Após 23 dias do desaparecimento de Ágatha Isabelly, de 6 anos, e Allan Michael, de 4, no Quilombo São Sebastião dos Pretos, em Bacabal, as forças de segurança alteraram a estratégia de atuação. Com a ausência de vestígios, as buscas foram reduzidas na última semana e o foco passou a ser a investigação criminal, com novas hipóteses sobre o paradeiro dos irmãos. Com informações do Metrópoles.
Na terça-feira (22), foram encerradas as buscas aquáticas no Rio Mearim. Cães farejadores seguiram o rastro das crianças até as margens do rio, mas não houve confirmação de pistas. Equipes da Marinha do Brasil, do Corpo de Bombeiros e de outros órgãos atuaram por cinco dias consecutivos, com varreduras em cerca de 19 quilômetros do rio, sendo cinco analisados de forma detalhada.
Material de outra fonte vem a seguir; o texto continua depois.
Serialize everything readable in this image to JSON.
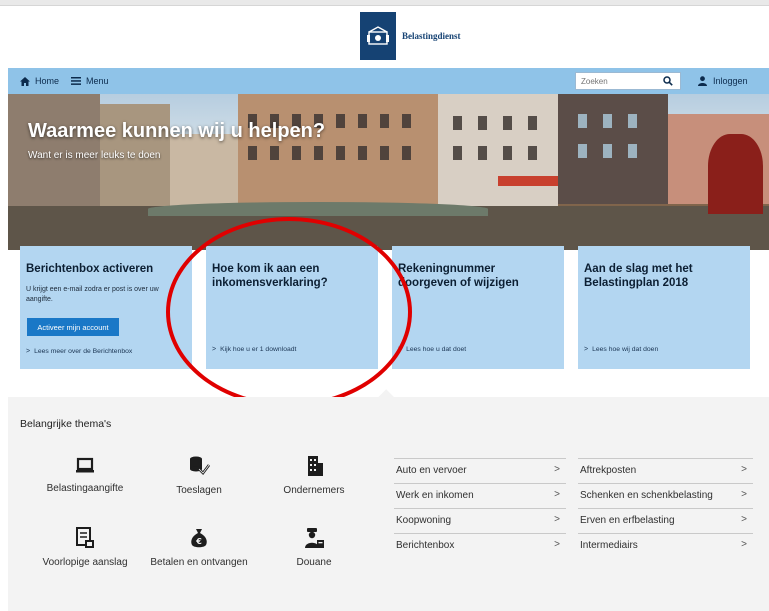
{
  "header": {
    "brand": "Belastingdienst"
  },
  "nav": {
    "home_label": "Home",
    "menu_label": "Menu",
    "search_placeholder": "Zoeken",
    "login_label": "Inloggen"
  },
  "hero": {
    "title": "Waarmee kunnen wij u helpen?",
    "subtitle": "Want er is meer leuks te doen"
  },
  "cards": [
    {
      "title": "Berichtenbox activeren",
      "text": "U krijgt een e-mail zodra er post is over uw aangifte.",
      "button": "Activeer mijn account",
      "link": "Lees meer over de Berichtenbox"
    },
    {
      "title": "Hoe kom ik aan een inkomensverklaring?",
      "link": "Kijk hoe u er 1 downloadt"
    },
    {
      "title": "Rekeningnummer doorgeven of wijzigen",
      "link": "Lees hoe u dat doet"
    },
    {
      "title": "Aan de slag met het Belastingplan 2018",
      "link": "Lees hoe wij dat doen"
    }
  ],
  "themes": {
    "title": "Belangrijke thema's",
    "items": [
      {
        "label": "Belastingaangifte",
        "icon": "laptop-icon"
      },
      {
        "label": "Toeslagen",
        "icon": "coins-check-icon"
      },
      {
        "label": "Ondernemers",
        "icon": "building-icon"
      },
      {
        "label": "Voorlopige aanslag",
        "icon": "document-calendar-icon"
      },
      {
        "label": "Betalen en ontvangen",
        "icon": "money-bag-icon"
      },
      {
        "label": "Douane",
        "icon": "customs-officer-icon"
      }
    ]
  },
  "links_col1": [
    "Auto en vervoer",
    "Werk en inkomen",
    "Koopwoning",
    "Berichtenbox"
  ],
  "links_col2": [
    "Aftrekposten",
    "Schenken en schenkbelasting",
    "Erven en erfbelasting",
    "Intermediairs"
  ],
  "chevron": ">",
  "colors": {
    "navbar": "#8fc3e8",
    "card": "#b3d6f1",
    "button": "#1a78c7",
    "highlight_circle": "#e00000",
    "brand": "#154273"
  }
}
Segundo o capitão Simões, 11 pontos de interesse chegaram a ser indicados aos mergulhadores, mas a possibilidade de localização das crianças ou de vestígios no trecho considerado mais provável foi descartada. “Na parte fluvial e subaquática, esgotamos essa possibilidade”, afirmou.
Varredura terrestre percorre 200 quilômetros
No trabalho em terra, o Exército Brasileiro informou que aproximadamente 200 quilômetros de mata e áreas de difícil acesso foram percorridos desde o desaparecimento. Mesmo com a área considerada saturada, uma equipe especializada em rastreamento permanece na região, com apoio de drones e equipamentos de inteligência, para agir diante de novos indícios.
Com a mudança de estratégia, as forças de segurança aprofundam as linhas investigativas. O prefeito de Bacabal, Roberto Costa (MDB), afirmou ao Metrópoles que nenhuma hipótese foi descartada, incluindo ataque por animais silvestres ou sequestro. A prefeitura mantém recompensa de R$ 20 mil por informações que levem ao paradeiro das crianças, com denúncias anônimas pelo número 181.
A Secretaria de Estado de Segurança Pública do Maranhão informou que as equipes seguem em prontidão e que buscas pontuais podem ser retomadas caso surjam novas informações.
➡️ As buscas aquáticas no Rio Mearim pelas crianças desaparecidas em Bacabal (MA) foram encerradas na noite dessa terça-feira (22/1). Cães farejadores que auxiliavam nos trabalhos seguiram o rastro de Ághata Isabelly, de 6 anos, e Allan Michael até as margens do rio, mas nenhum… pic.twitter.com/pAjGoJL8Z1
— Metrópoles (@Metropoles) January 23, 2026
Notícias falsas mobilizam autoridades
O caso também foi alvo de informações falsas nas redes sociais. Na segunda-feira (26), o delegado Ederson Martins desmentiu boatos de que a mãe e o padrasto teriam vendido as crianças por R$ 35 mil. Segundo a Polícia Civil, o casal não é alvo da investigação e não há indícios de envolvimento em crimes.
Denúncias semelhantes foram apuradas e descartadas em São Paulo, onde as crianças teriam sido vistas em um hotel no bairro da República, e no Pará, após relato de que estariam com uma mulher em um hotel de Água Azul do Norte, a cerca de 692 quilômetros de Bacabal.
O secretário de Segurança Pública do Maranhão, Maurício Martins, alertou que a disseminação de notícias falsas pode causar danos à família e configurar crime.